Determine the posterior define in terms of $\lambda = \ln \mathcal{L}$.

Start by checking the distributions of the radius and radius squared.

In [None]:
r2_dist = stats.chi2(df=dims, scale=post_std ** 2)
r_dist = stats.chi(df=dims, scale=post_std)

In [None]:
post_samples = post_dist.rvs(size=100_000)
post_r2 = np.sum(post_samples ** 2, axis=1)

In [None]:
r2_vec = np.linspace(0, 16, 1000)
r_vec = np.linspace(0, 8, 1000)

In [None]:
fig, axs = plt.subplots(1, 2, sharey=True)
axs[0].hist(np.sqrt(post_r2), 100, density=True, histtype="step")
axs[0].plot(r_vec, r_dist.pdf(r_vec))
axs[0].set_xlabel(r"$r$")

axs[1].hist(post_r2, 100, density=True, histtype="step")
axs[1].plot(r2_vec, r2_dist.pdf(r2_vec))
axs[1].set_xlabel(r"$r^2$")

plt.show()

Functions for converting from log-likelihood ($\lambda$) to radius $r^2$

The equations are:

$$
r^2 = -2 \sigma^2 \left[\frac{1}{2} \ln(2 \pi \sigma) + \lambda \right]
$$

then 
$$
p(\lambda) = p(r^2) \left| \frac{\partial r^2}{\partial \lambda}\right|
$$

where

$$
p(r^2) = \frac{1}{2^{k/2}\Gamma(k/2)} x^{k/2 - 1} e^{-x/2} 
$$

In [None]:
def lambda_to_radius2(l, var, n):
    return -2 * var * (0.5 * n * np.log(2 * np.pi * var) + l)
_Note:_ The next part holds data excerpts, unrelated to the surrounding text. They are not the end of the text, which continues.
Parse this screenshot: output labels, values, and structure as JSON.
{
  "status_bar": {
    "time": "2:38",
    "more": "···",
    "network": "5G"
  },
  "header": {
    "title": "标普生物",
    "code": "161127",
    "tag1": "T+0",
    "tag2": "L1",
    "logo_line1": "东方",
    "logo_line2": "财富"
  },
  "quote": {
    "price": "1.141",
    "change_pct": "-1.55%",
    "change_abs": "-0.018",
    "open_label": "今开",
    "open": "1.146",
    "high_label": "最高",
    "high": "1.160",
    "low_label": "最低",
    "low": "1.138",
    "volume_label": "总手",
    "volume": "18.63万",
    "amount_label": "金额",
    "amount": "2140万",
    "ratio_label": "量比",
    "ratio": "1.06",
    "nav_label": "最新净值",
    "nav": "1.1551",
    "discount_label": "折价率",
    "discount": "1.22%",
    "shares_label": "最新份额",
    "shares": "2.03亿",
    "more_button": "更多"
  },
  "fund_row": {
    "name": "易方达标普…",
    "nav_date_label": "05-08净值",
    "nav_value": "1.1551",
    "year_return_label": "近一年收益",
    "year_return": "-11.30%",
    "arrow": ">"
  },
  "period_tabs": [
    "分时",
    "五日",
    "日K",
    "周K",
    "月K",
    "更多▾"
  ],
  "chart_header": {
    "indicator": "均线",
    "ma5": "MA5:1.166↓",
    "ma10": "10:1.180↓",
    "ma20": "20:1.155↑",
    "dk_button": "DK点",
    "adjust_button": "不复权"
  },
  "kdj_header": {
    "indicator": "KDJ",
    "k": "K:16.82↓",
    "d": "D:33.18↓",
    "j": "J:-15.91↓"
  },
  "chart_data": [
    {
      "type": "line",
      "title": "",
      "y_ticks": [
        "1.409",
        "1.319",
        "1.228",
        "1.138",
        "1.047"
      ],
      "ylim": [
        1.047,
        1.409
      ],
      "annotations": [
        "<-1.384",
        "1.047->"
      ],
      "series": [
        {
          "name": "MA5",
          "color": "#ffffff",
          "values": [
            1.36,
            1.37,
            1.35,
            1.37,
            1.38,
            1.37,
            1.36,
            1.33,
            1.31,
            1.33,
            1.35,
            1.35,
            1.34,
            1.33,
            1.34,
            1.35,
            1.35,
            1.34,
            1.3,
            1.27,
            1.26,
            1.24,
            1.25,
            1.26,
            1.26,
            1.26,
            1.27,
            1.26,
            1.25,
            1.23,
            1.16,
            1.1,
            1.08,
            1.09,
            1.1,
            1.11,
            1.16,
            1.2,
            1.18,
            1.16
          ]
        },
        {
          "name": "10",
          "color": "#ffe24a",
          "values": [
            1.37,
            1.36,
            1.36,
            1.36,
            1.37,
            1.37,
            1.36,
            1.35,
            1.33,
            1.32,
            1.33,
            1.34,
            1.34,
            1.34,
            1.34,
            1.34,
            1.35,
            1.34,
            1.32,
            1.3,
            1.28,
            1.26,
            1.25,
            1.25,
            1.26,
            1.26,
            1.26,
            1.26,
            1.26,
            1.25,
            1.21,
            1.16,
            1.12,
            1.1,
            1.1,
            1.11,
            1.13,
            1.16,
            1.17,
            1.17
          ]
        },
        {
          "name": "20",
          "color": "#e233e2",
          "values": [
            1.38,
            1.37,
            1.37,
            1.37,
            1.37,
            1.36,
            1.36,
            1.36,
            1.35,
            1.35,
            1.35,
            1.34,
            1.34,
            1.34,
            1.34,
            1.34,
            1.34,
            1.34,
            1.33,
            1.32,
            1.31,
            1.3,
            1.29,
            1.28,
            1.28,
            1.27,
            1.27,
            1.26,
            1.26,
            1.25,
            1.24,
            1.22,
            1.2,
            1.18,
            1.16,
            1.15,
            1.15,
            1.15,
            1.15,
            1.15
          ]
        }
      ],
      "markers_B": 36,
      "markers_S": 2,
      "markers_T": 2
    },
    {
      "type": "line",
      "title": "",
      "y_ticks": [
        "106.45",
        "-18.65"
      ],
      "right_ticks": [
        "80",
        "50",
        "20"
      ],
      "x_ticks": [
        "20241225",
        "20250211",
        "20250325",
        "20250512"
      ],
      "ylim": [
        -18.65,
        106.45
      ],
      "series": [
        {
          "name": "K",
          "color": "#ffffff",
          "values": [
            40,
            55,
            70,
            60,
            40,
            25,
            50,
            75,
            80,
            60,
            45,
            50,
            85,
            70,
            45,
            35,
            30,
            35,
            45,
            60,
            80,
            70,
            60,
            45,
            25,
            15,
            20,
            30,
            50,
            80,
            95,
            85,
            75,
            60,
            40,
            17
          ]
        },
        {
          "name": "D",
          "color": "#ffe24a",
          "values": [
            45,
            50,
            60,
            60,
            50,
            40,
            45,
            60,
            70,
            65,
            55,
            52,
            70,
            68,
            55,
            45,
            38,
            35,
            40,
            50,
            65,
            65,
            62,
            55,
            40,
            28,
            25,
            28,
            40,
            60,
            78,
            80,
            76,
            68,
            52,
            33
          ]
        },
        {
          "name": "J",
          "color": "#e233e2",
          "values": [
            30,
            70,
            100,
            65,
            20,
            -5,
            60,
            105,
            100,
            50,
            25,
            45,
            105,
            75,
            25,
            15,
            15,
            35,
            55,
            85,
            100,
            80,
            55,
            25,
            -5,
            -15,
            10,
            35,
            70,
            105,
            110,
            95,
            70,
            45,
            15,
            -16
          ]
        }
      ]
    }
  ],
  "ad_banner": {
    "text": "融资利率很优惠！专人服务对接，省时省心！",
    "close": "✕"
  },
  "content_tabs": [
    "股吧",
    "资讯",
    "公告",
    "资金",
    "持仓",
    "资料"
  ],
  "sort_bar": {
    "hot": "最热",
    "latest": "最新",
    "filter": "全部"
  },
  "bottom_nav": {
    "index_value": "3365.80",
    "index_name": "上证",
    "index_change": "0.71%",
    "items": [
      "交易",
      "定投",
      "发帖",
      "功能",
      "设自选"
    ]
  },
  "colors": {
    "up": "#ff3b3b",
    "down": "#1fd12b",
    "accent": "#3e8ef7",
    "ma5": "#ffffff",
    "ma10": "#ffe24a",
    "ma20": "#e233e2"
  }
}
def radius2_to_lambda(r2, var, n):
    return -0.5 * (n * np.log(2 * np.pi * var) - r2 / var)

In [None]:
def max_lambda(n, var):
    return (-n / 2) * np.log(2 * np.pi * var)

In [None]:
prior_samples = prior_dist.rvs(10_000)
prior_ll = likelihood_dist.logpdf(prior_samples)

In [None]:
post_ll = likelihood_dist.logpdf(post_samples)

In [None]:
r2_recon = lambda_to_radius2(post_ll, likelihood_std ** 2, dims)
assert np.allclose(r2_recon, post_r2)

In [None]:
lambda_vec = np.linspace(min(prior_ll.min(), post_ll.min()), max(prior_ll.max(), post_ll.max()), 1000)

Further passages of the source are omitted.